High caseworker turnover has plagued CPS for years, but things have steadily improved since lawmakers approved $142.4 million in emergency funding for the agency last December. The Department of Family and Protective Services (DFPS), CPS’ parent agency, was allowed to hire more than 800 new employees and give caseworkers $12,000 raises. That led to significant drops in turnover and faster response times to critical cases of abuse and neglect.
Critics say that because contractors are paid per child, the Legislature’s privatization proposal introduces a profit incentive to case management. They also allege that it lacks protections for caseworkers, such as limiting caseload size and ensuring competitive salaries.
Schwertner, in his defense of the bill on the Senate floor, said contractors need maximum flexibility.
“If you’re mandating certain employment arrangements, I believe that goes one step too far,” he said.

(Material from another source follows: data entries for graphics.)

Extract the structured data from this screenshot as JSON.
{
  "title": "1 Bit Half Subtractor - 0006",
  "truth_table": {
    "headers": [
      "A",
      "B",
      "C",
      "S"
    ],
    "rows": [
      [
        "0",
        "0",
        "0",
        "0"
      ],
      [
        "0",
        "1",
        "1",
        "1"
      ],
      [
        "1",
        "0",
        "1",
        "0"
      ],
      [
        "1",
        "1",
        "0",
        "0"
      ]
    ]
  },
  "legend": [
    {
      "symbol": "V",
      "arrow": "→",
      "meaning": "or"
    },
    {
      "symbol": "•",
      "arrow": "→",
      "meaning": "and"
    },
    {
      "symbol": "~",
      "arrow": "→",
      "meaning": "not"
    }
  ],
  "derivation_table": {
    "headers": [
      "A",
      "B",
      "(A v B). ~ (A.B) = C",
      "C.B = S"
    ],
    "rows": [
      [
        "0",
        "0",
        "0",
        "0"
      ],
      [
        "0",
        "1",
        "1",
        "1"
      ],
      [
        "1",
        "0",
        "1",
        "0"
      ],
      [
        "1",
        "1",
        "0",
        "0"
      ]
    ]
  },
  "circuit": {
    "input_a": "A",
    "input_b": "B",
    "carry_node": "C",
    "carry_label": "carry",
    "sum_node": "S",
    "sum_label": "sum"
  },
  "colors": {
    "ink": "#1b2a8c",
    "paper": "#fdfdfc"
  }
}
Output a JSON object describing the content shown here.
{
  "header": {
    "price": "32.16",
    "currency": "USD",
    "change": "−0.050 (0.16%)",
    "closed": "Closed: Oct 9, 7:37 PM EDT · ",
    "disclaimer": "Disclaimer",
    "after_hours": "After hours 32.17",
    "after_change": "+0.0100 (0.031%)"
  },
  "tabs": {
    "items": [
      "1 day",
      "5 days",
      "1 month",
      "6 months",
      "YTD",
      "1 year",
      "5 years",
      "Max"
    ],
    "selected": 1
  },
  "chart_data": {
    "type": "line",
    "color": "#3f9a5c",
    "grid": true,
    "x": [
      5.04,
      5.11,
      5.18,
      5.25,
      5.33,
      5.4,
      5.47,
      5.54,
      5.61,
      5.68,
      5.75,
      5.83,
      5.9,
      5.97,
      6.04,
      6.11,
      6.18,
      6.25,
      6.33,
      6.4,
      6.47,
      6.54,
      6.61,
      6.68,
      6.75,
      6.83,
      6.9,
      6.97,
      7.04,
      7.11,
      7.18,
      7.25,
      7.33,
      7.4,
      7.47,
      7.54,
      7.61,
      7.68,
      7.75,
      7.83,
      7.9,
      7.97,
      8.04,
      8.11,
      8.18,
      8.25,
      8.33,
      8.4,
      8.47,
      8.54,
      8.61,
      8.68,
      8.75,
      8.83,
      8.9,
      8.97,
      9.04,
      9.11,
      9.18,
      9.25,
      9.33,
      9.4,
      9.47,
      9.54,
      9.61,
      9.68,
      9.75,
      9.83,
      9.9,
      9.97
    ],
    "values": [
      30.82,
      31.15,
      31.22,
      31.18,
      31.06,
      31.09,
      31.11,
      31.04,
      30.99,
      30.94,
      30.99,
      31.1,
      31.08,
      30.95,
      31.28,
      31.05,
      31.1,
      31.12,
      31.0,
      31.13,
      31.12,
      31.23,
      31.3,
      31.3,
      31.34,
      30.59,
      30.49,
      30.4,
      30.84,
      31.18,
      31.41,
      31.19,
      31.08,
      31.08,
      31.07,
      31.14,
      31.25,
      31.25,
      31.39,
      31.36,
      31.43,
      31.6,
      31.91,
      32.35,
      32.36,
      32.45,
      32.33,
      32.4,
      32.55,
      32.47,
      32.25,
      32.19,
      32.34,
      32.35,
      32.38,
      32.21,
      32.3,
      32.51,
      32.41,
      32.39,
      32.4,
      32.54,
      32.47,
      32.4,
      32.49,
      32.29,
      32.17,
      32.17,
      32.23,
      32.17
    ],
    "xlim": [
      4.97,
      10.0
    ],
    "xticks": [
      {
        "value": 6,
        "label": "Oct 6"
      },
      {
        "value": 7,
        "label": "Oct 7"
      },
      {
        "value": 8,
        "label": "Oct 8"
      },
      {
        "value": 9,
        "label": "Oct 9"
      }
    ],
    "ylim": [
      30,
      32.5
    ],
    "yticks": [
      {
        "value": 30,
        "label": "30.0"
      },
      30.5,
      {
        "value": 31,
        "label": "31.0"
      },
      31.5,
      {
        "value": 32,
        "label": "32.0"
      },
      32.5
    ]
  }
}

Still, Jennifer fears that the profit motive would drive more kids into the system. Then her caseloads would balloon and her long, draining days would become too much to handle. She says she’d rather quit than work for a private contractor.
“We saw what happened whenever prisons were privatized,” she said.
Will Francis, government relations director for the Texas chapter of the National Association of Social Workers, worries that compounded with potential changes in health insurance, retirement funds and uncertainty over caseloads, private caseworkers could end up in the same circumstances that crippled the state agency.
“All of those things are up in the air,” Francis said.
Caseloads, in particular, also depend on the funding allocated by budget writers this session.
“Probably one of the most critical things is it’s got to be funded at a level that it has a chance of being successful,” said Wayne Carson, CEO of ACH Child and Family Services, the lead contractor on a Fort Worth privatization pilot program.
Carson says his caseworkers should manage no more than a dozen cases at a time in order to provide better outcomes. While he supports privatization, Carson said lawmakers have previously been hesitant to give contractors enough money to cover operating costs.
“This new $12,000 increase has put the CPS workers at a higher level than the traditional caseworker or foster care support staff on the private side,” Carson told the Observer.
Based on early estimates, Carson says comparable ACH employees are making $3,000 to $6,000 less each year than state caseworkers, and his organization is trying to find money to make up the difference.
The details of funding privatized foster care are still up for debate, but so far things haven’t been promising. ACH has had to put in $6 million of its own funding to keep the pilot program afloat. The Legislative Budget Board claims the shift to private case management laid out in Schwertner’s bill will have no added cost to the state over the next two years, whereas representatives for DFPS testified before the House Human Services committee last month that it would cost nearly $19 million. Lawmakers are still trying to reconcile the estimates and this session’s tight budget.
“I really fear for the future of CPS,” Jennifer said.